Amazon SageMaker Serverless Inference is the correct solution for deploying an ML model to production in a way that allows a web application to use the model without the need to manage the underlying infrastructure.
Amazon SageMaker Serverless Inference provides a fully managed environment for deploying machine learning models. It automatically provisions, scales, and manages the infrastructure required to host the model, removing the need for the company to manage servers or other underlying infrastructure.
Why Option A is Correct:
No Infrastructure Management: SageMaker Serverless Inference handles the infrastructure management for deploying and serving ML models. The company can simply provide the model and specify the required compute capacity, and SageMaker will handle the rest.

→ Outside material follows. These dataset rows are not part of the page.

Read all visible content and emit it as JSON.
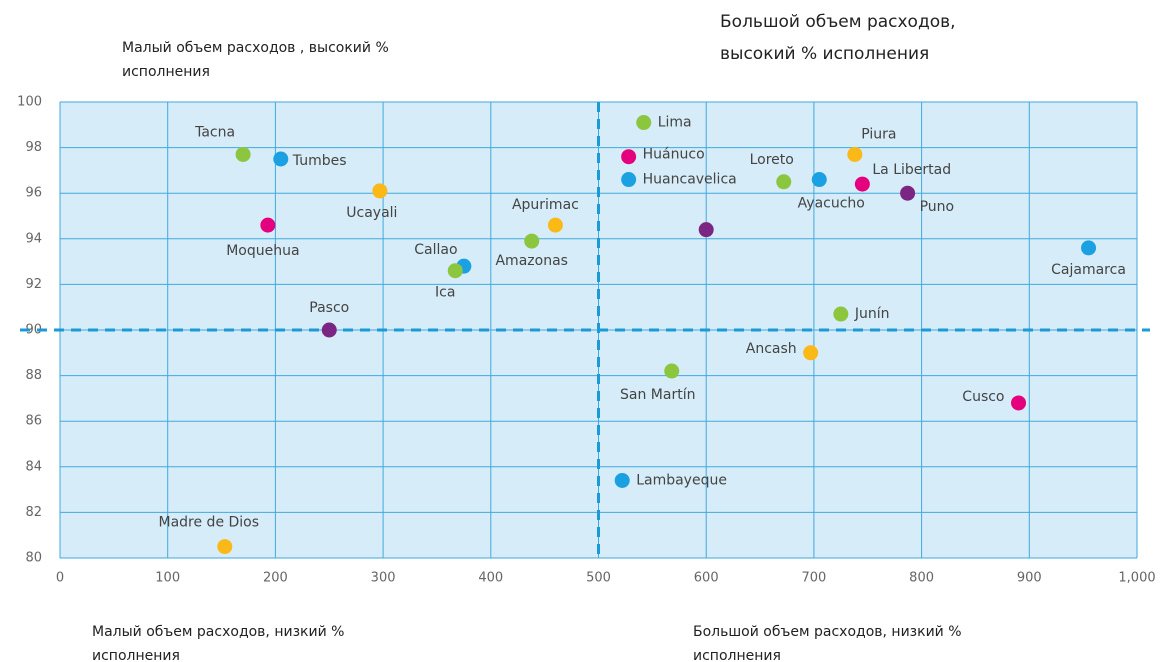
{
  "chart_data": {
    "type": "scatter",
    "annotations": [
      {
        "lines": [
          "Малый объем расходов , высокий %",
          "исполнения"
        ]
      },
      {
        "lines": [
          "Большой объем расходов,",
          "высокий % исполнения"
        ]
      },
      {
        "lines": [
          "Малый объем расходов, низкий %",
          "исполнения"
        ]
      },
      {
        "lines": [
          "Большой объем расходов, низкий %",
          "исполнения"
        ]
      }
    ],
    "xlim": [
      0,
      1000
    ],
    "xticks": [
      0,
      100,
      200,
      300,
      400,
      500,
      600,
      700,
      800,
      900,
      {
        "value": 1000,
        "label": "1,000"
      }
    ],
    "ylim": [
      80,
      100
    ],
    "yticks": [
      80,
      82,
      84,
      86,
      88,
      90,
      92,
      94,
      96,
      98,
      100
    ],
    "grid": true,
    "reference_lines": {
      "x": 500,
      "y": 90
    },
    "points": [
      {
        "name": "Tacna",
        "x": 170,
        "y": 97.7,
        "color": "#8cc63f"
      },
      {
        "name": "Tumbes",
        "x": 205,
        "y": 97.5,
        "color": "#1ba1e2"
      },
      {
        "name": "Ucayali",
        "x": 297,
        "y": 96.1,
        "color": "#fbb917"
      },
      {
        "name": "Moquehua",
        "x": 193,
        "y": 94.6,
        "color": "#e5007e"
      },
      {
        "name": "Callao",
        "x": 375,
        "y": 92.8,
        "color": "#1ba1e2"
      },
      {
        "name": "Ica",
        "x": 367,
        "y": 92.6,
        "color": "#8cc63f"
      },
      {
        "name": "Amazonas",
        "x": 438,
        "y": 93.9,
        "color": "#8cc63f"
      },
      {
        "name": "Apurimac",
        "x": 460,
        "y": 94.6,
        "color": "#fbb917"
      },
      {
        "name": "Pasco",
        "x": 250,
        "y": 90.0,
        "color": "#7b2682"
      },
      {
        "name": "Madre de Dios",
        "x": 153,
        "y": 80.5,
        "color": "#fbb917"
      },
      {
        "name": "Lima",
        "x": 542,
        "y": 99.1,
        "color": "#8cc63f"
      },
      {
        "name": "Huánuco",
        "x": 528,
        "y": 97.6,
        "color": "#e5007e"
      },
      {
        "name": "Huancavelica",
        "x": 528,
        "y": 96.6,
        "color": "#1ba1e2"
      },
      {
        "name": null,
        "x": 600,
        "y": 94.4,
        "color": "#7b2682"
      },
      {
        "name": "Loreto",
        "x": 672,
        "y": 96.5,
        "color": "#8cc63f"
      },
      {
        "name": "Ayacucho",
        "x": 705,
        "y": 96.6,
        "color": "#1ba1e2"
      },
      {
        "name": "Piura",
        "x": 738,
        "y": 97.7,
        "color": "#fbb917"
      },
      {
        "name": "La Libertad",
        "x": 745,
        "y": 96.4,
        "color": "#e5007e"
      },
      {
        "name": "Puno",
        "x": 787,
        "y": 96.0,
        "color": "#7b2682"
      },
      {
        "name": "Cajamarca",
        "x": 955,
        "y": 93.6,
        "color": "#1ba1e2"
      },
      {
        "name": "Junín",
        "x": 725,
        "y": 90.7,
        "color": "#8cc63f"
      },
      {
        "name": "Ancash",
        "x": 697,
        "y": 89.0,
        "color": "#fbb917"
      },
      {
        "name": "San Martín",
        "x": 568,
        "y": 88.2,
        "color": "#8cc63f"
      },
      {
        "name": "Cusco",
        "x": 890,
        "y": 86.8,
        "color": "#e5007e"
      },
      {
        "name": "Lambayeque",
        "x": 522,
        "y": 83.4,
        "color": "#1ba1e2"
      }
    ]
  }
}
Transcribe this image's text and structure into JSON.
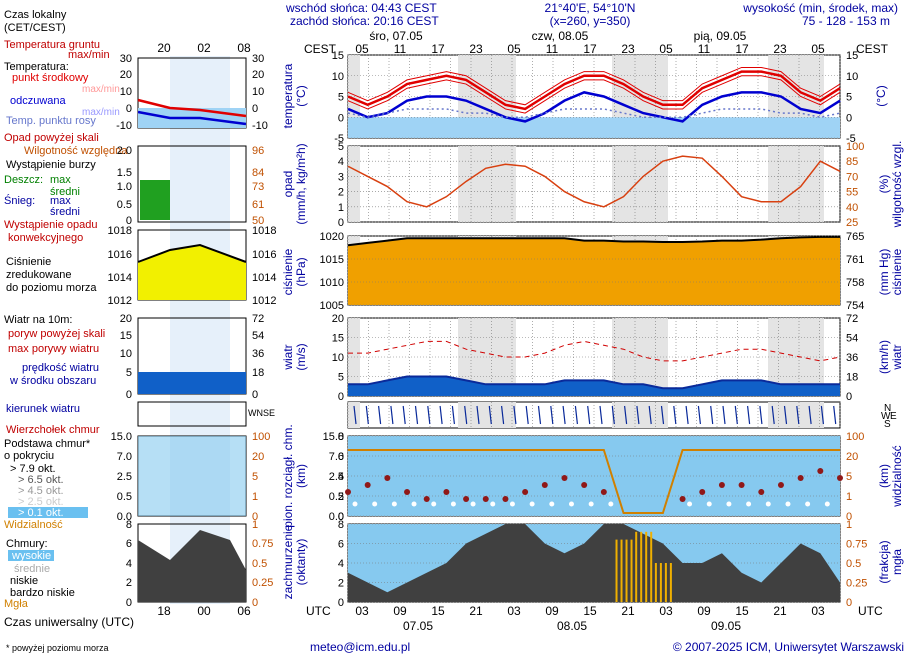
{
  "header": {
    "sunrise": "wschód słońca: 04:43 CEST",
    "sunset": "zachód słońca: 20:16 CEST",
    "coords": "21°40'E, 54°10'N",
    "grid": "(x=260,  y=350)",
    "height_title": "wysokość (min, środek, max)",
    "heights": "75 - 128 - 153 m"
  },
  "timeline": {
    "cest_label": "CEST",
    "utc_label": "UTC",
    "cest_ticks": [
      "05",
      "11",
      "17",
      "23",
      "05",
      "11",
      "17",
      "23",
      "05",
      "11",
      "17",
      "23",
      "05"
    ],
    "utc_ticks": [
      "03",
      "09",
      "15",
      "21",
      "03",
      "09",
      "15",
      "21",
      "03",
      "09",
      "15",
      "21",
      "03"
    ],
    "days_top": [
      "śro, 07.05",
      "czw, 08.05",
      "pią, 09.05"
    ],
    "days_bottom": [
      "07.05",
      "08.05",
      "09.05"
    ]
  },
  "legend": {
    "local_time": "Czas lokalny",
    "local_time2": "(CET/CEST)",
    "lt_ticks": [
      "20",
      "02",
      "08"
    ],
    "ut_ticks": [
      "18",
      "00",
      "06"
    ],
    "soil_temp": "Temperatura gruntu",
    "maxmin": "max/min",
    "temperature": "Temperatura:",
    "center_point": "punkt środkowy",
    "maxmin2": "max/min",
    "felt": "odczuwana",
    "maxmin3": "max/min",
    "dew": "Temp. punktu rosy",
    "precip_above": "Opad powyżej skali",
    "humidity": "Wilgotność względna",
    "storm": "Wystąpienie burzy",
    "rain": "Deszcz:",
    "rain_max": "max",
    "rain_mean": "średni",
    "snow": "Śnieg:",
    "snow_max": "max",
    "snow_mean": "średni",
    "convective": "Wystąpienie opadu",
    "convective2": "konwekcyjnego",
    "pressure1": "Ciśnienie",
    "pressure2": "zredukowane",
    "pressure3": "do poziomu morza",
    "wind": "Wiatr na 10m:",
    "gust_above": "poryw powyżej skali",
    "gust_max": "max porywy wiatru",
    "wind_speed": "prędkość wiatru",
    "wind_speed2": "w środku obszaru",
    "wind_dir": "kierunek wiatru",
    "cloud_top": "Wierzchołek chmur",
    "cloud_base1": "Podstawa chmur*",
    "cloud_base2": "o pokryciu",
    "okt79": "> 7.9 okt.",
    "okt65": "> 6.5 okt.",
    "okt45": "> 4.5 okt.",
    "okt25": "> 2.5 okt.",
    "okt01": "> 0.1 okt.",
    "visibility": "Widzialność",
    "clouds": "Chmury:",
    "high": "wysokie",
    "mid": "średnie",
    "low": "niskie",
    "vlow": "bardzo niskie",
    "fog": "Mgła",
    "utc_time": "Czas uniwersalny (UTC)",
    "footnote": "* powyżej poziomu morza",
    "compass": "WNSE",
    "n": "N",
    "w": "W",
    "e": "E",
    "s": "S"
  },
  "axes": {
    "temp_title": "temperatura",
    "temp_unit": "(°C)",
    "precip_title": "opad",
    "precip_unit": "(mm/h, kg/m²h)",
    "hum_title": "wilgotność wzgl.",
    "hum_unit": "(%)",
    "press_title": "ciśnienie",
    "press_unit": "(hPa)",
    "press_unit_r": "(mm Hg)",
    "wind_title": "wiatr",
    "wind_unit": "(m/s)",
    "wind_unit_r": "(km/h)",
    "cloud_title": "pion. rozciągł. chm.",
    "cloud_unit": "(km)",
    "vis_title": "widzialność",
    "vis_unit": "(km)",
    "cover_title": "zachmurzenie",
    "cover_unit": "(oktanty)",
    "fog_title": "mgła",
    "fog_unit": "(frakcja)"
  },
  "footer": {
    "email": "meteo@icm.edu.pl",
    "copyright": "© 2007-2025 ICM, Uniwersytet Warszawski"
  },
  "colors": {
    "bg_light": "#e6f0fa",
    "shade": "#e4e4e4",
    "cloud_panel": "#7fc4f0",
    "temp_red": "#e00000",
    "temp_blue": "#0000d0",
    "dew": "#6677cc",
    "hum": "#d84010",
    "press_fill": "#f0a000",
    "press_line": "#000000",
    "wind_dark": "#0a2a9a",
    "wind_green": "#30c030",
    "gust": "#d00000",
    "orange": "#d08000",
    "cloud_dark": "#404040",
    "fog": "#f0b000"
  },
  "chart_data": [
    {
      "type": "line",
      "title": "temperatura",
      "ylabel": "(°C)",
      "ylim": [
        -5,
        15
      ],
      "yticks": [
        -5,
        0,
        5,
        10,
        15
      ],
      "yticks_right": [
        -5,
        0,
        5,
        10,
        15
      ],
      "series": [
        {
          "name": "temperatura max",
          "values": [
            6,
            4,
            6,
            9,
            10,
            11,
            10,
            7,
            4,
            3,
            6,
            9,
            11,
            11,
            9,
            6,
            4,
            4,
            8,
            10,
            12,
            12,
            11,
            7,
            5,
            8
          ]
        },
        {
          "name": "temperatura punkt środkowy",
          "values": [
            5,
            3,
            5,
            8,
            9,
            10,
            9,
            6,
            3,
            2,
            5,
            8,
            10,
            10,
            8,
            5,
            3,
            3,
            7,
            9,
            11,
            11,
            10,
            6,
            4,
            7
          ]
        },
        {
          "name": "temperatura min",
          "values": [
            4,
            2,
            4,
            7,
            8,
            9,
            8,
            5,
            2,
            1,
            4,
            7,
            9,
            9,
            7,
            4,
            2,
            2,
            6,
            8,
            10,
            10,
            9,
            5,
            3,
            6
          ]
        },
        {
          "name": "odczuwana",
          "values": [
            2,
            0,
            1,
            4,
            5,
            5,
            4,
            2,
            0,
            -1,
            1,
            4,
            6,
            5,
            3,
            1,
            0,
            -1,
            3,
            5,
            6,
            6,
            5,
            2,
            1,
            4
          ]
        },
        {
          "name": "temp. punktu rosy",
          "values": [
            1,
            0,
            1,
            2,
            2,
            2,
            1,
            1,
            0,
            0,
            1,
            2,
            2,
            2,
            1,
            0,
            0,
            0,
            1,
            2,
            2,
            2,
            1,
            1,
            0,
            1
          ]
        }
      ]
    },
    {
      "type": "line",
      "title": "opad / wilgotność wzgl.",
      "ylabel": "(mm/h, kg/m²h)",
      "ylim": [
        0,
        5
      ],
      "yticks": [
        0,
        1,
        2,
        3,
        4,
        5
      ],
      "yticks_right": [
        25,
        40,
        55,
        70,
        85,
        100
      ],
      "series": [
        {
          "name": "wilgotność względna (%)",
          "values": [
            80,
            70,
            60,
            45,
            40,
            50,
            65,
            78,
            82,
            80,
            70,
            55,
            45,
            40,
            50,
            70,
            85,
            90,
            88,
            70,
            50,
            45,
            45,
            60,
            85,
            75
          ]
        }
      ]
    },
    {
      "type": "area",
      "title": "ciśnienie",
      "ylabel": "(hPa)",
      "ylim": [
        1005,
        1020
      ],
      "yticks": [
        1005,
        1010,
        1015,
        1020
      ],
      "yticks_right": [
        754,
        758,
        761,
        765
      ],
      "series": [
        {
          "name": "ciśnienie",
          "values": [
            1018,
            1018.5,
            1019,
            1019.5,
            1019.5,
            1019.5,
            1019.5,
            1019.5,
            1019.5,
            1019.5,
            1019.5,
            1019.5,
            1019,
            1019,
            1018.8,
            1018.8,
            1018.7,
            1018.7,
            1018.8,
            1019,
            1019,
            1019.2,
            1019.5,
            1019.7,
            1019.8,
            1019.8
          ]
        }
      ]
    },
    {
      "type": "area",
      "title": "wiatr",
      "ylabel": "(m/s)",
      "ylim": [
        0,
        20
      ],
      "yticks": [
        0,
        5,
        10,
        15,
        20
      ],
      "yticks_right": [
        0,
        18,
        36,
        54,
        72
      ],
      "series": [
        {
          "name": "max porywy wiatru",
          "values": [
            11,
            11,
            12,
            13,
            14,
            14,
            12,
            11,
            10,
            10,
            11,
            13,
            14,
            13,
            12,
            10,
            9,
            9,
            10,
            11,
            12,
            12,
            11,
            10,
            9,
            10
          ]
        },
        {
          "name": "prędkość wiatru",
          "values": [
            3,
            3,
            4,
            5,
            5,
            5,
            4,
            3,
            3,
            3,
            3,
            4,
            4,
            4,
            3,
            3,
            2,
            2,
            3,
            4,
            4,
            4,
            3,
            3,
            3,
            3
          ]
        }
      ]
    },
    {
      "type": "line",
      "title": "pion. rozciągł. chm. / widzialność",
      "ylabel": "(km)",
      "ylim": [
        0,
        15
      ],
      "yticks": [
        0,
        0.5,
        2.5,
        7.0,
        15.0
      ],
      "yticks_right": [
        0,
        1,
        5,
        20,
        100
      ],
      "series": [
        {
          "name": "widzialność (km)",
          "values": [
            20,
            30,
            40,
            40,
            40,
            40,
            35,
            35,
            40,
            40,
            20,
            30,
            40,
            40,
            0.3,
            0.2,
            0.2,
            30,
            35,
            40,
            40,
            40,
            20,
            30,
            40,
            40
          ]
        },
        {
          "name": "wierzchołek chmur (km)",
          "values": [
            2,
            3,
            4,
            2,
            1,
            2,
            1,
            1,
            1,
            2,
            3,
            4,
            3,
            2,
            0,
            0,
            0,
            1,
            2,
            3,
            3,
            2,
            3,
            4,
            5,
            4
          ]
        }
      ]
    },
    {
      "type": "area",
      "title": "zachmurzenie / mgła",
      "ylabel": "(oktanty)",
      "ylim": [
        0,
        8
      ],
      "yticks": [
        0,
        2,
        4,
        6,
        8
      ],
      "yticks_right": [
        0,
        0.25,
        0.5,
        0.75,
        1
      ],
      "series": [
        {
          "name": "chmury niskie",
          "values": [
            3,
            2,
            1,
            2,
            3,
            4,
            6,
            7,
            8,
            8,
            6,
            5,
            6,
            8,
            8,
            7,
            6,
            4,
            4,
            5,
            3,
            2,
            4,
            6,
            5,
            2
          ]
        },
        {
          "name": "mgła",
          "values": [
            0,
            0,
            0,
            0,
            0,
            0,
            0,
            0,
            0,
            0,
            0,
            0,
            0,
            0,
            0.8,
            0.9,
            0.5,
            0,
            0,
            0,
            0,
            0,
            0,
            0,
            0,
            0
          ]
        }
      ]
    }
  ]
}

Cost-Effectiveness: The serverless inference option is ideal for applications with intermittent or unpredictable traffic, as the company only pays for the compute time consumed while handling requests.
Integration with Web Applications: This solution allows the model to be easily accessed by web applications via RESTful APIs, making it an ideal choice for hosting the model and serving predictions.
Why Other Options are Incorrect:
B. Use Amazon CloudFront to deploy the model: CloudFront is a content delivery network (CDN) service for distributing content, not for deploying ML models or serving predictions.
C. Use Amazon API Gateway to host the model and serve predictions: API Gateway is used for creating, deploying, and managing APIs, but it does not provide the infrastructure or the required environment to host and run ML models.
D. Use AWS Batch to host the model and serve predictions: AWS Batch is designed for running batch computing workloads and is not optimized for real-time inference or hosting machine learning models.
Thus, A is the correct answer, as it aligns with the requirement of deploying an ML model without managing any underlying infrastructure.